The second half of the question is, is there an opportunity with kind of pulling list price down to net price where we get savings from drugs?
I think there are. There has to be cooperation in the whole healthcare system. In other words, let me just give you one example. I know other companies can point to examples like this. During the hepatitis C times, we had both a branded product and an authorized generic product. The authorized generic product was more priced at the net price. Because of the nature of our system, there was very little uptake of the branded generic, a different purchase price because there was much less margin to be made by that 50%. I mean, if it is 50% of $100 or 50% of $50, unfortunately, there are a lot of perverse incentives in our system that lead the folks in the middle to prefer the high-priced medicine. Obviously, that is not good for the healthcare system. It is not good for patients.

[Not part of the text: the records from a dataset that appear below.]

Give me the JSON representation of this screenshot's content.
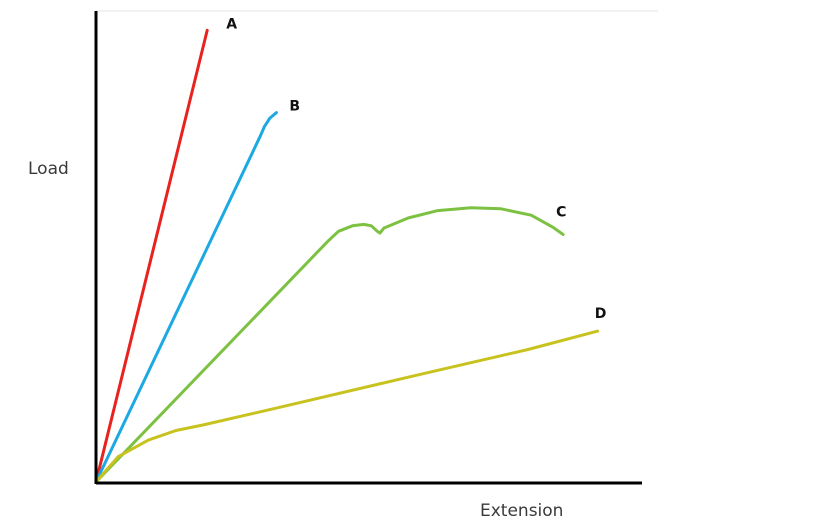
{
  "chart_data": {
    "type": "line",
    "xlabel": "Extension",
    "ylabel": "Load",
    "xlim": [
      0,
      100
    ],
    "ylim": [
      0,
      100
    ],
    "grid": false,
    "legend": "none",
    "series": [
      {
        "name": "A",
        "color": "#e8231f",
        "points": [
          [
            0,
            0
          ],
          [
            20.6,
            98.2
          ]
        ]
      },
      {
        "name": "B",
        "color": "#1ca9e3",
        "points": [
          [
            0,
            0
          ],
          [
            30.5,
            75.4
          ],
          [
            31.2,
            77.3
          ],
          [
            32.2,
            79.1
          ],
          [
            33.0,
            79.9
          ],
          [
            33.4,
            80.3
          ]
        ]
      },
      {
        "name": "C",
        "color": "#7cc142",
        "points": [
          [
            0,
            0
          ],
          [
            42.9,
            52.3
          ],
          [
            44.9,
            54.5
          ],
          [
            47.5,
            55.7
          ],
          [
            49.6,
            56.0
          ],
          [
            51.0,
            55.7
          ],
          [
            52.1,
            54.5
          ],
          [
            52.6,
            54.1
          ],
          [
            53.3,
            55.2
          ],
          [
            57.8,
            57.4
          ],
          [
            63.3,
            59.0
          ],
          [
            69.4,
            59.6
          ],
          [
            75.0,
            59.4
          ],
          [
            80.6,
            58.0
          ],
          [
            84.6,
            55.4
          ],
          [
            86.5,
            53.8
          ]
        ]
      },
      {
        "name": "D",
        "color": "#c8c21f",
        "points": [
          [
            0,
            0
          ],
          [
            4.1,
            5.5
          ],
          [
            9.7,
            9.1
          ],
          [
            14.8,
            11.2
          ],
          [
            19.8,
            12.4
          ],
          [
            35.0,
            16.5
          ],
          [
            60.0,
            23.4
          ],
          [
            80.0,
            28.8
          ],
          [
            92.9,
            32.8
          ]
        ]
      }
    ]
  }
}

Could I perceive a world where you could get through a net price? Yes. There has got to be some type of, probably not cooperation, but regulation that allows those savings to be passed on to get us there. Again, we are very open to those types of concepts if it truly helps the fundamental system. Most importantly, the patients or employers that are paying for healthcare coverage, if it helps them, then yeah, we are all in.
I think this comes back to that comment you made earlier about finding kind of constructive ways to collaborate with the administration and finding opportunities to actually really set the healthcare system straight and find a path.
Yeah, I'll just leave on this note. I think I won't speak on behalf of all my peers, but I think there was a time when our industry was accused of only playing defense. I think we're very much leaning into solutions. Some of those solutions, like in the IRA, like what's affecting our company today, like Part D reform, cost the industry money. At the end of the day, that helps the patient out-of-pocket costs go down. As an industry, I think we're very into those impacts on our industry if it helps. What we're averse to is things that impact our industry that don't do anything to help patients. I think those things, that's not productive for the industry, and it's not productive for the problem we're trying to solve in this country.
Absolutely. Thank you so much. We really appreciate the conversation.
Thank you very much, Courtney. Good to be with you.